Tesla is preparing a Model S P100D model

Mar 8, 2016 22:50 GMT  ·  By

Jason Hughes, a Tesla owner from Hickory, North Carolina, has just foiled Tesla's secret plans for an upcoming car model after he hacked his own vehicle and took a closer look at its firmware.

Describing himself as a white hat hacker, Mr. Hughes was inspecting the most recent firmware updates his Tesla Model S P85D model received during the previous days.

White hat hacker finds logo of upcoming Tesla Model S P100D

Inside the car's firmware update version 2.13.77, Mr. Hughes found a PNG image that depicted the logotype of a car model that Tesla doesn't yet sell, the P100D.

Currently, Tesla provides the P70D, the P85D, and P90D models, which come with 70KWh, 85kWh, and 90kWh batteries.

The logotype Mr. Hughes found inside the most recent firmware image means the company is preparing the car's source code for an upcoming model, one that features a 100kWh battery, and the image that Mr. Hughes found might be used in various sections of the vehicle's on-board digital display.

But instead of selling the tip to a car magazine, Mr. Hughes encrypted the P100D text with the SHA256 algorithm and tweeted to Elon Musk saying "I know your secret" along with the SHA-encoded text. He also posted the same SHA-encoded text on a Tesla forum that he regularly visits.

It didn't take long for other hackers to catch on what the message was saying, and the tweet went viral, exposing Tesla's little secret.

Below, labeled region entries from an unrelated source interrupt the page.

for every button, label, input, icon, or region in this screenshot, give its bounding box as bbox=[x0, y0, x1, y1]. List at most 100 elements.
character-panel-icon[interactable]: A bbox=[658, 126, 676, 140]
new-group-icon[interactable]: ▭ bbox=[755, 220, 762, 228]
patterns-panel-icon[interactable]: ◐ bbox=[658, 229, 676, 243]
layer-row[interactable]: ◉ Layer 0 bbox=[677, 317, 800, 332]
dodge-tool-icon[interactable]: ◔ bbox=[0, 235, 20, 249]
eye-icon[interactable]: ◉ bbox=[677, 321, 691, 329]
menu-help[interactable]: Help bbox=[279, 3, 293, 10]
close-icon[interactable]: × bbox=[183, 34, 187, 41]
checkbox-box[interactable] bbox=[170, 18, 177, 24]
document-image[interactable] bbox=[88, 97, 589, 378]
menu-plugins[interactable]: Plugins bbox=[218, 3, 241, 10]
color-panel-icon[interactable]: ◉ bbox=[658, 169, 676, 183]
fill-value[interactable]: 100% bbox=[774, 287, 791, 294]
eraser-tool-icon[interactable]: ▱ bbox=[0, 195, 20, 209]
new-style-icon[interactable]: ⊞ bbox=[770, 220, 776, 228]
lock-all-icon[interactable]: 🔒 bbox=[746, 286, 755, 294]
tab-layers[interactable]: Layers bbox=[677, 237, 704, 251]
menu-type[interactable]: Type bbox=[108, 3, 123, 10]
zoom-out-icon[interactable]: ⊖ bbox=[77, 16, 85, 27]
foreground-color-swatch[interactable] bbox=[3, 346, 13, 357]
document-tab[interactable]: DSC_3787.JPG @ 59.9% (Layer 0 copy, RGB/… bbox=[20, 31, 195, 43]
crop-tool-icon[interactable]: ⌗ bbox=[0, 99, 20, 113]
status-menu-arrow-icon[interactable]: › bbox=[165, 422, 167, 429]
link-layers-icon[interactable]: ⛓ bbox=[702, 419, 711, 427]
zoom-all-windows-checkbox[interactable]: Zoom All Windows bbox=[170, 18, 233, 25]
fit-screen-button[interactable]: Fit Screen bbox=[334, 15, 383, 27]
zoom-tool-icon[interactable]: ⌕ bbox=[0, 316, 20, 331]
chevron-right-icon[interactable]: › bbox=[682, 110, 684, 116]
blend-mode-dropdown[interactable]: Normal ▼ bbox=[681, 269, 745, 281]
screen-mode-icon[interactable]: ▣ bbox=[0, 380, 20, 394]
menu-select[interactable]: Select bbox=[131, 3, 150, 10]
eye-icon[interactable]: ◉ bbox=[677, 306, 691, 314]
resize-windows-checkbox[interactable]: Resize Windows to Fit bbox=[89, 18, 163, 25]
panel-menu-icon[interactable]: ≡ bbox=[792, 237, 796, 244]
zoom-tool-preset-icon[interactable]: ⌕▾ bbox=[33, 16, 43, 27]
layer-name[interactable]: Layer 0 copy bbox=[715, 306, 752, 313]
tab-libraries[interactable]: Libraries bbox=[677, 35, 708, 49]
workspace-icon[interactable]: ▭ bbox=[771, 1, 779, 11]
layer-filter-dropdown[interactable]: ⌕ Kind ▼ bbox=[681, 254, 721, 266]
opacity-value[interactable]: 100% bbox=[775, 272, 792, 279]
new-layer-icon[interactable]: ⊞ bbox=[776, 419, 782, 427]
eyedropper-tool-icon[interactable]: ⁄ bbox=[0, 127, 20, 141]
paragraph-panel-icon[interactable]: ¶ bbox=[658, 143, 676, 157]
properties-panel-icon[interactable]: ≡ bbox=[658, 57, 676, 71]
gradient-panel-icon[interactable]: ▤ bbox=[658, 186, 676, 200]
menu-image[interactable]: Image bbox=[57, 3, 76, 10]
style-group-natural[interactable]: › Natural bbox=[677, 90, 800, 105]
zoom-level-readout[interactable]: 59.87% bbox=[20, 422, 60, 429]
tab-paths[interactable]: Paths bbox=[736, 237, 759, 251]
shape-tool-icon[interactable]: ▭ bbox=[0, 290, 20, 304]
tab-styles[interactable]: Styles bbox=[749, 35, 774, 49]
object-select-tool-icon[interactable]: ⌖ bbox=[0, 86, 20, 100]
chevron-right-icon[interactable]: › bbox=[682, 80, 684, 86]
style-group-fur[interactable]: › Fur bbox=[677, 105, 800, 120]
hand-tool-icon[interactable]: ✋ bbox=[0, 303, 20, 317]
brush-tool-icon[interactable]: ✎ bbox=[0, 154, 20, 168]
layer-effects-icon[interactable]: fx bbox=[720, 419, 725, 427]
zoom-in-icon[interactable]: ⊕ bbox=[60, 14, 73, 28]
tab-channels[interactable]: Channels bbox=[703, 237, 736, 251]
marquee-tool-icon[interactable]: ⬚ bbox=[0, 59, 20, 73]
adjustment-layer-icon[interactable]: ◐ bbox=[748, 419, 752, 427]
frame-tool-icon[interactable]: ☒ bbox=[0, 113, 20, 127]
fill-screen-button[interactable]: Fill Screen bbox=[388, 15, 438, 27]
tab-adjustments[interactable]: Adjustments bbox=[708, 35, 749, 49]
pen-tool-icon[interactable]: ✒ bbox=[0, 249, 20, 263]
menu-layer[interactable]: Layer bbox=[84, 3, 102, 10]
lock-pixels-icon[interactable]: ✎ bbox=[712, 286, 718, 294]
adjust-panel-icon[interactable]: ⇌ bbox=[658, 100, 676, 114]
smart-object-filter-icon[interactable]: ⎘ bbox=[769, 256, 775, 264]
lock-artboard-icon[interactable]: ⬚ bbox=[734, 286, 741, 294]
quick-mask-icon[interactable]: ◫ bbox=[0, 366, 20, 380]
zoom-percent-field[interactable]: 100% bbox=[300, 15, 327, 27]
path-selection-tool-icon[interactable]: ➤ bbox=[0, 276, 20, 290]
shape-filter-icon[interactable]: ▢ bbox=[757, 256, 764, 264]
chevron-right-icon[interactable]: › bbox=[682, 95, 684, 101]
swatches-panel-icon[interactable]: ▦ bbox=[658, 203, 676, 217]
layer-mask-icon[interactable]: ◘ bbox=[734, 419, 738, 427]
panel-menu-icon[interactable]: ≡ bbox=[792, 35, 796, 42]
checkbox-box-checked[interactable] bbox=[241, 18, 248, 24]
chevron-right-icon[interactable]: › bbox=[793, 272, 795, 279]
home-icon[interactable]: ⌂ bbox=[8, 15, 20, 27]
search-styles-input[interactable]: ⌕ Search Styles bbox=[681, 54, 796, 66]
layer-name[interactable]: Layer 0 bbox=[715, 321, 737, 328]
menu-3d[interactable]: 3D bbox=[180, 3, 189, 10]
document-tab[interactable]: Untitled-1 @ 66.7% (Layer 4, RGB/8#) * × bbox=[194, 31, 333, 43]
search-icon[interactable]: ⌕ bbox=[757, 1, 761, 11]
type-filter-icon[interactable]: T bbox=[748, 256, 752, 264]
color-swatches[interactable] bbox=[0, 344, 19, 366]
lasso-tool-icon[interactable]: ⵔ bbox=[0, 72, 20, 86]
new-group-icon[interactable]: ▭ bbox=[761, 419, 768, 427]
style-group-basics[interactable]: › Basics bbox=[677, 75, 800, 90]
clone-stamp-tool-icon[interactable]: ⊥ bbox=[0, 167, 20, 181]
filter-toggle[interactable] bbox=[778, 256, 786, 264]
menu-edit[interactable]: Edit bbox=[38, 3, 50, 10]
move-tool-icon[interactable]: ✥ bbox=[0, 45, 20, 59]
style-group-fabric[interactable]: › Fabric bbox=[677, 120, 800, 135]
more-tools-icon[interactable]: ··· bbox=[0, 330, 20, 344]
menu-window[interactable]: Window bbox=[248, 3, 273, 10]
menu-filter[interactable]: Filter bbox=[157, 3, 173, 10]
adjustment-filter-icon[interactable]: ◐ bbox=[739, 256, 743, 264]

Tesla tried to downgrade the hackers' car

The following day, Mr. Hughes says that Tesla engineers forced his car to downgrade to an older firmware version, 2.12.45. Since Mr. Musk is known for having a temper when someone criticizes his Tesla cars, most people thought the company's founder was behind the move.

Musk replied via Twitter saying that he didn't order the downgrade and congratulated Hughes by saying that "good hacking is a gift."

Unfortunately for Tesla, Hughes, like any other experienced hacker, knows to back up his firmware before tinkering with its code, so he was able to restore his car's firmware later on.